Despite covering less than one per cent of the world’s oceans, coral reefs – dubbed the rainforests of the sea – are home to almost a quarter of marine species. Millions of people rely on them for income from tourism and fisheries, as a source of food and new medicines, and for protection against coastline erosion. They also hold important cultural value for indigenous peoples.

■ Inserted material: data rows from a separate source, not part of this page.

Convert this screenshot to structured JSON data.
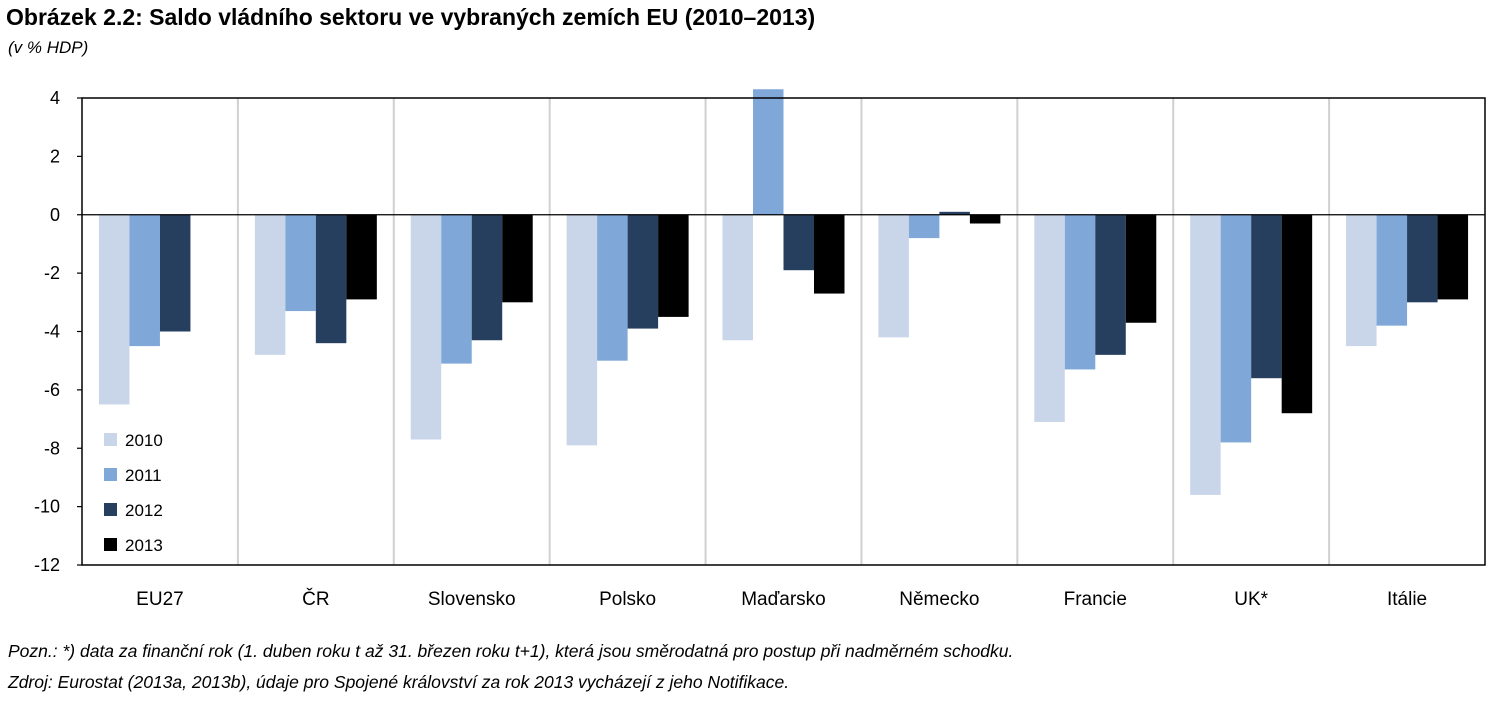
{
  "title": "Obrázek 2.2: Saldo vládního sektoru ve vybraných zemích EU (2010–2013)",
  "subtitle": "(v % HDP)",
  "note": "Pozn.: *) data za finanční rok (1. duben roku t až 31. březen roku t+1), která jsou směrodatná pro postup při nadměrném schodku.",
  "source": "Zdroj: Eurostat (2013a, 2013b), údaje pro Spojené království za rok 2013 vycházejí z jeho Notifikace.",
  "chart_data": {
    "type": "bar",
    "categories": [
      "EU27",
      "ČR",
      "Slovensko",
      "Polsko",
      "Maďarsko",
      "Německo",
      "Francie",
      "UK*",
      "Itálie"
    ],
    "series": [
      {
        "name": "2010",
        "color": "#c9d6ea",
        "values": [
          -6.5,
          -4.8,
          -7.7,
          -7.9,
          -4.3,
          -4.2,
          -7.1,
          -9.6,
          -4.5
        ]
      },
      {
        "name": "2011",
        "color": "#7fa8d8",
        "values": [
          -4.5,
          -3.3,
          -5.1,
          -5.0,
          4.3,
          -0.8,
          -5.3,
          -7.8,
          -3.8
        ]
      },
      {
        "name": "2012",
        "color": "#263f5e",
        "values": [
          -4.0,
          -4.4,
          -4.3,
          -3.9,
          -1.9,
          0.1,
          -4.8,
          -5.6,
          -3.0
        ]
      },
      {
        "name": "2013",
        "color": "#000000",
        "values": [
          null,
          -2.9,
          -3.0,
          -3.5,
          -2.7,
          -0.3,
          -3.7,
          -6.8,
          -2.9
        ]
      }
    ],
    "ylim": [
      -12,
      4
    ],
    "yticks": [
      4,
      2,
      0,
      -2,
      -4,
      -6,
      -8,
      -10,
      -12
    ],
    "grid": "vertical",
    "legend_position": "bottom-left inside"
  }
}
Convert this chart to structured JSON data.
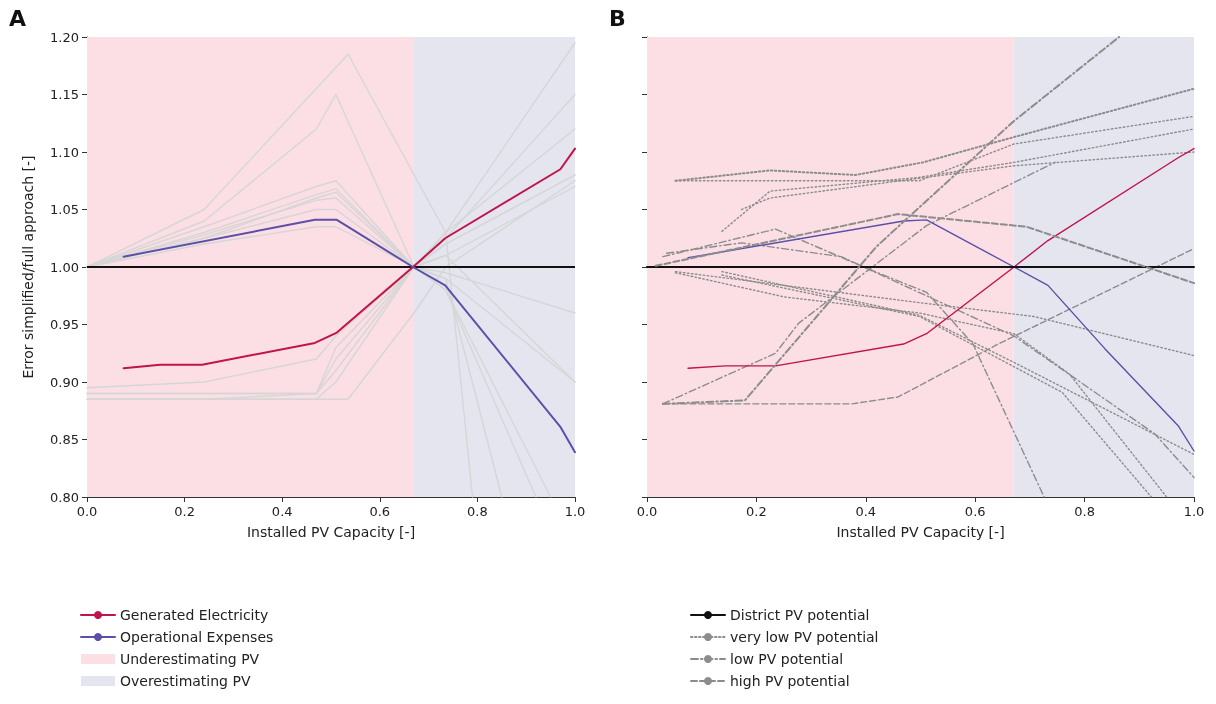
{
  "chart_data": [
    {
      "type": "line",
      "title": "A",
      "xlabel": "Installed PV Capacity [-]",
      "ylabel": "Error simplified/full approach [-]",
      "xlim": [
        0,
        1
      ],
      "xticks": [
        {
          "value": 0,
          "label": "0.0"
        },
        {
          "value": 0.2,
          "label": "0.2"
        },
        {
          "value": 0.4,
          "label": "0.4"
        },
        {
          "value": 0.6,
          "label": "0.6"
        },
        {
          "value": 0.8,
          "label": "0.8"
        },
        {
          "value": 1,
          "label": "1.0"
        }
      ],
      "ylim": [
        0.8,
        1.2
      ],
      "yticks": [
        {
          "value": 0.8,
          "label": "0.80"
        },
        {
          "value": 0.85,
          "label": "0.85"
        },
        {
          "value": 0.9,
          "label": "0.90"
        },
        {
          "value": 0.95,
          "label": "0.95"
        },
        {
          "value": 1,
          "label": "1.00"
        },
        {
          "value": 1.05,
          "label": "1.05"
        },
        {
          "value": 1.1,
          "label": "1.10"
        },
        {
          "value": 1.15,
          "label": "1.15"
        },
        {
          "value": 1.2,
          "label": "1.20"
        }
      ],
      "grid": false,
      "legend": "bottom left",
      "marker": "none",
      "bands": [
        {
          "axis": "x",
          "from": 0,
          "to": 0.67,
          "label": "Underestimating PV",
          "color": "#fbdfe5"
        },
        {
          "axis": "x",
          "from": 0.67,
          "to": 1,
          "label": "Overestimating PV",
          "color": "#e5e5f0"
        }
      ],
      "ref_lines": [
        {
          "axis": "y",
          "value": 1,
          "color": "#111111",
          "line_style": "solid"
        }
      ],
      "series": [
        {
          "color": "#d6d6d6",
          "x": [
            0,
            0.24,
            0.535,
            0.735,
            0.79
          ],
          "values": [
            1.0,
            1.05,
            1.185,
            1.03,
            0.8
          ]
        },
        {
          "color": "#d6d6d6",
          "x": [
            0,
            0.24,
            0.47,
            0.51,
            0.67,
            0.735,
            0.92
          ],
          "values": [
            1.0,
            1.04,
            1.12,
            1.15,
            1.0,
            0.98,
            0.8
          ]
        },
        {
          "color": "#d6d6d6",
          "x": [
            0,
            0.24,
            0.47,
            0.51,
            0.67,
            0.735,
            1.0
          ],
          "values": [
            1.0,
            1.035,
            1.07,
            1.075,
            1.0,
            1.01,
            0.9
          ]
        },
        {
          "color": "#d6d6d6",
          "x": [
            0,
            0.24,
            0.47,
            0.51,
            0.67,
            0.735,
            1.0
          ],
          "values": [
            1.0,
            1.03,
            1.063,
            1.068,
            1.0,
            1.02,
            1.08
          ]
        },
        {
          "color": "#d6d6d6",
          "x": [
            0,
            0.24,
            0.47,
            0.51,
            0.67,
            0.735,
            1.0
          ],
          "values": [
            1.0,
            1.028,
            1.058,
            1.06,
            1.0,
            1.03,
            1.12
          ]
        },
        {
          "color": "#d6d6d6",
          "x": [
            0,
            0.24,
            0.47,
            0.51,
            0.67,
            0.735,
            1.0
          ],
          "values": [
            1.0,
            1.025,
            1.05,
            1.05,
            1.0,
            1.025,
            1.15
          ]
        },
        {
          "color": "#d6d6d6",
          "x": [
            0,
            0.24,
            0.47,
            0.51,
            0.67,
            0.735,
            1.0
          ],
          "values": [
            1.0,
            1.02,
            1.035,
            1.035,
            1.0,
            1.03,
            1.195
          ]
        },
        {
          "color": "#d6d6d6",
          "x": [
            0,
            0.24,
            0.47,
            0.51,
            0.67,
            0.735,
            0.85
          ],
          "values": [
            1.0,
            1.025,
            1.06,
            1.065,
            1.0,
            0.99,
            0.8
          ]
        },
        {
          "color": "#d6d6d6",
          "x": [
            0,
            0.24,
            0.47,
            0.51,
            0.67,
            0.735,
            1.0
          ],
          "values": [
            0.885,
            0.885,
            0.885,
            0.9,
            1.0,
            1.02,
            1.08
          ]
        },
        {
          "color": "#d6d6d6",
          "x": [
            0,
            0.24,
            0.47,
            0.51,
            0.67,
            0.735,
            1.0
          ],
          "values": [
            0.89,
            0.89,
            0.89,
            0.91,
            1.0,
            1.01,
            1.07
          ]
        },
        {
          "color": "#d6d6d6",
          "x": [
            0,
            0.24,
            0.47,
            0.535,
            0.67,
            0.735,
            1.0
          ],
          "values": [
            0.885,
            0.885,
            0.885,
            0.885,
            0.96,
            1.0,
            1.075
          ]
        },
        {
          "color": "#d6d6d6",
          "x": [
            0,
            0.24,
            0.47,
            0.51,
            0.67,
            0.735,
            1.0
          ],
          "values": [
            0.895,
            0.9,
            0.92,
            0.94,
            1.0,
            0.99,
            0.9
          ]
        },
        {
          "color": "#d6d6d6",
          "x": [
            0,
            0.24,
            0.47,
            0.51,
            0.67,
            0.735,
            0.95
          ],
          "values": [
            0.89,
            0.89,
            0.89,
            0.92,
            1.0,
            0.98,
            0.8
          ]
        },
        {
          "color": "#d6d6d6",
          "x": [
            0,
            0.24,
            0.47,
            0.51,
            0.67,
            0.735,
            1.0
          ],
          "values": [
            0.885,
            0.885,
            0.89,
            0.93,
            1.0,
            0.995,
            0.96
          ]
        },
        {
          "name": "Generated Electricity",
          "color": "#c0144a",
          "line_style": "solid",
          "x": [
            0.075,
            0.15,
            0.236,
            0.467,
            0.512,
            0.668,
            0.734,
            0.97,
            1.0
          ],
          "values": [
            0.912,
            0.915,
            0.915,
            0.934,
            0.943,
            1.0,
            1.025,
            1.085,
            1.103
          ]
        },
        {
          "name": "Operational Expenses",
          "color": "#5a50a8",
          "line_style": "solid",
          "x": [
            0.075,
            0.467,
            0.512,
            0.668,
            0.734,
            0.97,
            1.0
          ],
          "values": [
            1.009,
            1.041,
            1.041,
            1.0,
            0.984,
            0.861,
            0.839
          ]
        }
      ]
    },
    {
      "type": "line",
      "title": "B",
      "xlabel": "Installed PV Capacity [-]",
      "xlim": [
        0,
        1
      ],
      "xticks": [
        {
          "value": 0,
          "label": "0.0"
        },
        {
          "value": 0.2,
          "label": "0.2"
        },
        {
          "value": 0.4,
          "label": "0.4"
        },
        {
          "value": 0.6,
          "label": "0.6"
        },
        {
          "value": 0.8,
          "label": "0.8"
        },
        {
          "value": 1,
          "label": "1.0"
        }
      ],
      "ylim": [
        0.8,
        1.2
      ],
      "yticks": [
        0.8,
        0.85,
        0.9,
        0.95,
        1,
        1.05,
        1.1,
        1.15,
        1.2
      ],
      "tick_labels": "x",
      "grid": false,
      "legend": "bottom left",
      "marker": "none",
      "bands": [
        {
          "axis": "x",
          "from": 0,
          "to": 0.67,
          "color": "#fbdfe5"
        },
        {
          "axis": "x",
          "from": 0.67,
          "to": 1,
          "color": "#e5e5f0"
        }
      ],
      "series": [
        {
          "name": "District PV potential",
          "color": "#111111",
          "line_style": "solid",
          "x": [
            0,
            1
          ],
          "values": [
            1.0,
            1.0
          ]
        },
        {
          "name": "very low PV potential",
          "color": "#8c8c8c",
          "line_style": "dotted",
          "x": [
            0.052,
            0.225,
            0.381,
            0.505,
            0.671,
            1.0
          ],
          "values": [
            1.075,
            1.084,
            1.08,
            1.091,
            1.113,
            1.155
          ]
        },
        {
          "color": "#8c8c8c",
          "line_style": "dotted",
          "x": [
            0.052,
            0.498,
            0.671,
            1.0
          ],
          "values": [
            1.075,
            1.075,
            1.107,
            1.131
          ]
        },
        {
          "color": "#8c8c8c",
          "line_style": "dotted",
          "x": [
            0.137,
            0.225,
            0.498,
            0.671,
            1.0
          ],
          "values": [
            1.031,
            1.066,
            1.078,
            1.091,
            1.12
          ]
        },
        {
          "color": "#8c8c8c",
          "line_style": "dotted",
          "x": [
            0.173,
            0.225,
            0.511,
            0.671,
            1.0
          ],
          "values": [
            1.05,
            1.06,
            1.078,
            1.088,
            1.1
          ]
        },
        {
          "color": "#8c8c8c",
          "line_style": "dotted",
          "x": [
            0.052,
            0.251,
            0.498,
            0.671,
            0.772,
            0.95
          ],
          "values": [
            0.995,
            0.974,
            0.96,
            0.942,
            0.907,
            0.8
          ]
        },
        {
          "color": "#8c8c8c",
          "line_style": "dotted",
          "x": [
            0.052,
            0.498,
            0.707,
            1.0
          ],
          "values": [
            0.996,
            0.969,
            0.957,
            0.923
          ]
        },
        {
          "color": "#8c8c8c",
          "line_style": "dotted",
          "x": [
            0.137,
            0.498,
            0.671,
            1.0
          ],
          "values": [
            0.996,
            0.958,
            0.917,
            0.837
          ]
        },
        {
          "color": "#8c8c8c",
          "line_style": "dotted",
          "x": [
            0.137,
            0.498,
            0.759,
            0.922
          ],
          "values": [
            0.993,
            0.957,
            0.891,
            0.8
          ]
        },
        {
          "name": "low PV potential",
          "color": "#8c8c8c",
          "line_style": "dashdot",
          "x": [
            0.029,
            0.179,
            0.42,
            0.671,
            0.863
          ],
          "values": [
            0.881,
            0.884,
            1.018,
            1.127,
            1.2
          ]
        },
        {
          "color": "#8c8c8c",
          "line_style": "dashdot",
          "x": [
            0.029,
            0.235,
            0.277,
            0.511,
            0.746
          ],
          "values": [
            0.881,
            0.925,
            0.951,
            1.036,
            1.091
          ]
        },
        {
          "color": "#8c8c8c",
          "line_style": "dashdot",
          "x": [
            0.029,
            0.235,
            0.401,
            0.511,
            0.596,
            0.726
          ],
          "values": [
            1.009,
            1.033,
            0.999,
            0.978,
            0.933,
            0.8
          ]
        },
        {
          "color": "#8c8c8c",
          "line_style": "dashdot",
          "x": [
            0.036,
            0.173,
            0.355,
            0.671,
            0.928,
            1.0
          ],
          "values": [
            1.012,
            1.021,
            1.009,
            0.94,
            0.855,
            0.817
          ]
        },
        {
          "name": "high PV potential",
          "color": "#8c8c8c",
          "line_style": "dashed",
          "x": [
            0.016,
            0.459,
            0.694,
            1.0
          ],
          "values": [
            1.001,
            1.046,
            1.035,
            0.986
          ]
        },
        {
          "color": "#8c8c8c",
          "line_style": "dashed",
          "x": [
            0.029,
            0.375,
            0.459,
            0.642,
            1.0
          ],
          "values": [
            0.881,
            0.881,
            0.887,
            0.933,
            1.016
          ]
        },
        {
          "color": "#c0144a",
          "line_style": "solid",
          "x": [
            0.075,
            0.143,
            0.235,
            0.469,
            0.511,
            0.671,
            0.733,
            0.971,
            1.0
          ],
          "values": [
            0.912,
            0.914,
            0.914,
            0.933,
            0.942,
            1.0,
            1.023,
            1.095,
            1.103
          ]
        },
        {
          "color": "#5a50a8",
          "line_style": "solid",
          "x": [
            0.075,
            0.469,
            0.511,
            0.671,
            0.733,
            0.837,
            0.971,
            1.0
          ],
          "values": [
            1.008,
            1.04,
            1.041,
            1.0,
            0.984,
            0.929,
            0.862,
            0.84
          ]
        }
      ]
    }
  ]
}
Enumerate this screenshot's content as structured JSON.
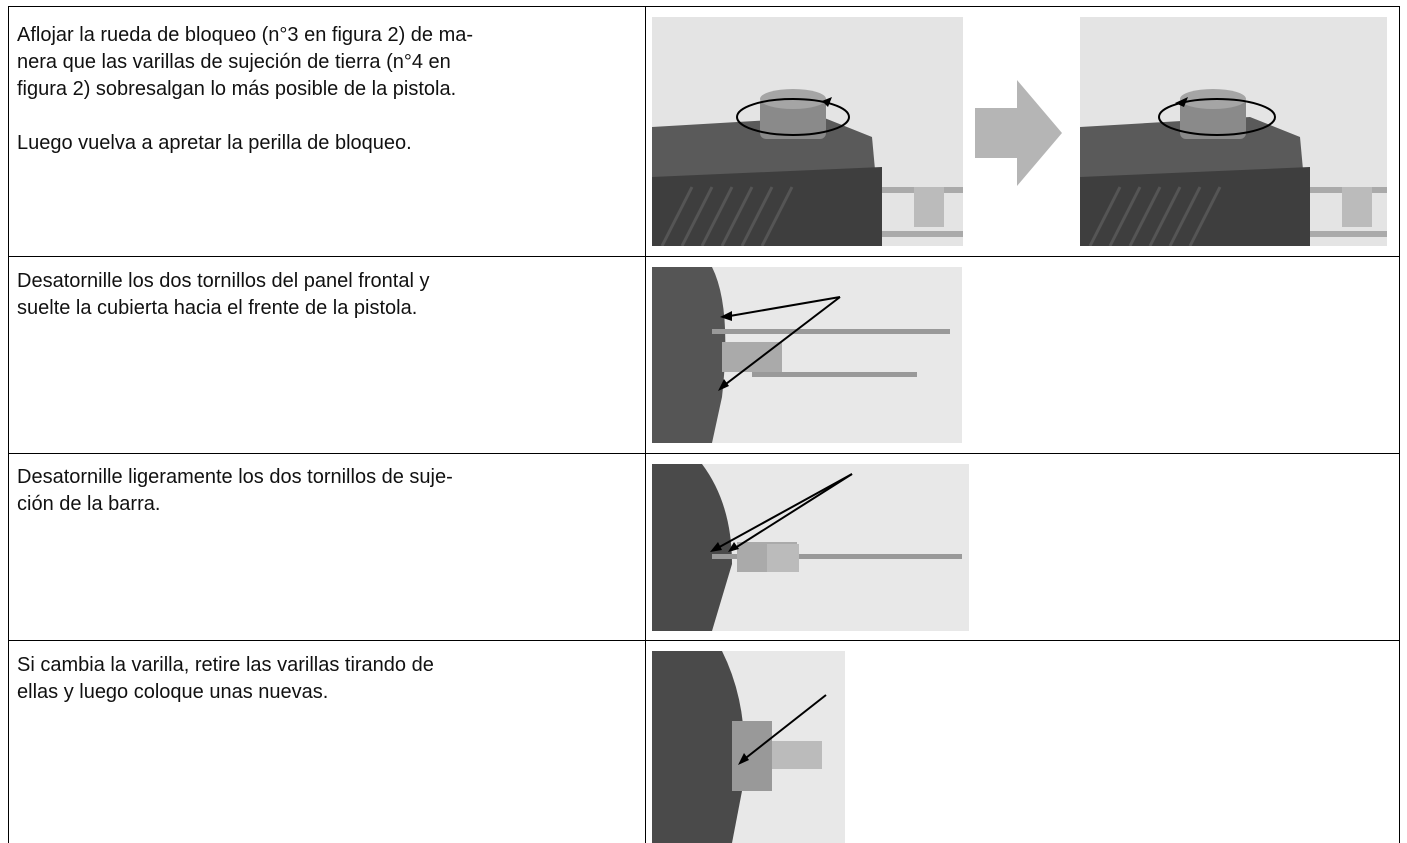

Drury’s lab is a continuation of the work of its founder, Ruth Gates, who died in 2018. Around seven years ago, Gates teamed up with Madeleine Van Oppen, a coral geneticist at the Australian Institute of Marine Science (AIMS), and together they pioneered a concept known as assisted evolution, at a time when this was still widely considered a fringe concept. “Most of our work revolves around trying to understand and harness natural processes that are already happening, and leverage some of the actual mechanisms that nature already has to deal with change,” says Drury. His team collects eggs and sperm from coral colonies they know to be heat tolerant, puts them in little tubes and cross-fertilises them with other coral species, which in turn produces coral larvae with these traits. The hope is to use these corals to restore reefs that have been damaged.
Van Oppen’s group, meanwhile, is focusing on breeding more heat-tolerant algae that could be introduced to the coral. In a 2020 study, her team showed that corals created in this fashion were up to 26 times more likely to survive extreme heat than others. Her lab is also exploring the use of probiotics on coral reefs to help them withstand rising temperatures. “I'm hopeful that we'll wind up producing some tools and knowledge that helps us to avert the impending disaster,” she says.
Not everyone is so sure it will work. One criticism is that we don't know what consequences messing with coral genetics could have on species diversity. Another is its scalability. But these concerns are getting ahead of themselves, says Drury: the problem is so acute that if we don't act now, the coral reefs will die. “If you're facing this freight train of climate change and all those stressors, you might not be left with a lot to deal with or work with in the end anyway.”
Both Drury and Van Oppen stress that assisted evolution is just an interim solution to buy time for the reefs. To truly save them, the root cause – climate change – needs to be addressed. “It’s like a Band-Aid,” says Van Oppen. “You can hopefully deal with the symptoms for a while. But then if you don't actually remove the cause, in the long-term, it's not going to be enough.”